With plans to launch initially in Mexico before expanding to Colombia and Central America, fintech startup Jefa is out to do what even the most innovative challenger banks have so far failed to do: bring better financial opportunities to women in Latin America.
Company CEO and founder Emma Sanchez Andrade Smith highlights the fact that nearly 1.3 million of the world’s 1.4 million underbanked people are women. Add to this the problem that the majority of new, digitally-oriented financial institutions are focused on mature markets in Europe and the United States rather than in emerging markets. Combined, these two facts represent a major challenge for women in developing markets – and a potential opportunity for creative fintech entrepreneurs.
Jefa announced earlier this week that it has secured $2 million in seed funding to bring financial empowerment women in Latin America and the Caribbean. More than a dozen investors participated in the round, including The Venture Collective, DST Global, Foundation Capital, Amador Holdings, The Fund, FINCA Ventures, Rarebreed VC, Siesta Ventures, Springbank Collective, Bridge Partners, Hustle Fund, Foundation Capital, Latitud, J20, and Magma Partners. A number of angel investors such as Daniel Bilbao, JP Duque, Ricardo Schaefer, Jean-Paul Orillac, and Allan Arguello were also involved in the financing.
Founded in 2020, and an alum of TechCrunch’s Startup Battlefield, Jefa has 115,000 women on its waitlist and the backing of Visa, with whom the firm forged a seven-year strategic partnership. The alliance will enable Jefa to launch a Visa card for the Mexican market, where more than half of the country’s women are unbanked.

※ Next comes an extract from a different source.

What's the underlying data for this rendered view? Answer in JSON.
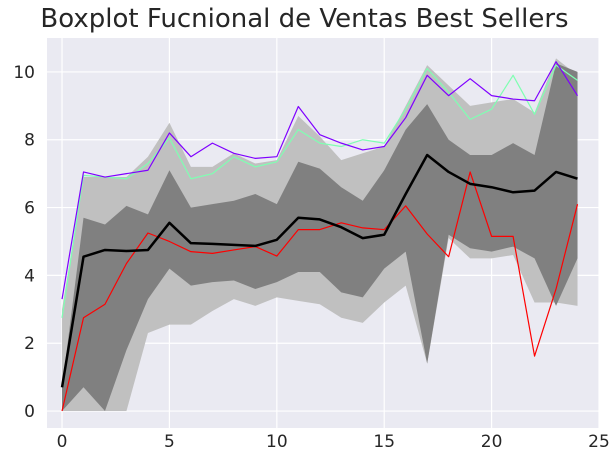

“Visa believes in empowering women – from entrepreneurs to home-makers,” Visa Latin America and the Caribbean Senior Director of Fintech Partnerships Sonia Michaca said. “Financial and digital inclusion transform economies. Women, who control the lion-share of everyday household spending, should be at the core of this transformation, yet women are vastly underserved by traditional banks.”
Visa sees the partnership also as a way to help respond to growing demand for contactless payment options. A recent study led by the company underscored rising interest for contactless payments from women in Latin America, with 44% of female consumers in Brazil reporting more frequent use of contactless payments and 58% saying they would not shop at a store that did not offer them. With Jefa, women need only a government-issued ID to open a free, “no minimum balance required” account and access built-in savings apps as well as other “women-tailored features.”
“Jefa is a solution for women that empowers them with the tools they need to create a better livelihood,” Smith said. “At Jefa, we take a multifaceted approach that addresses the numerous barriers women face to entering the global economy. This includes using gender-disaggregated data to inform our product, designing distribution channels to reach women in place they trust, and providing services that are tailored to their distinct financial behavior.”
A graduate of Duke University and The London School of Economics and Political Science (LSE), Smith previously co-founded Eversend, Africa’s first neobank, in 2018. She was also the director of Togo-based Microfinance des Jeunes de Farende where she launched and ran the first microcredit organization for youth in West Africa.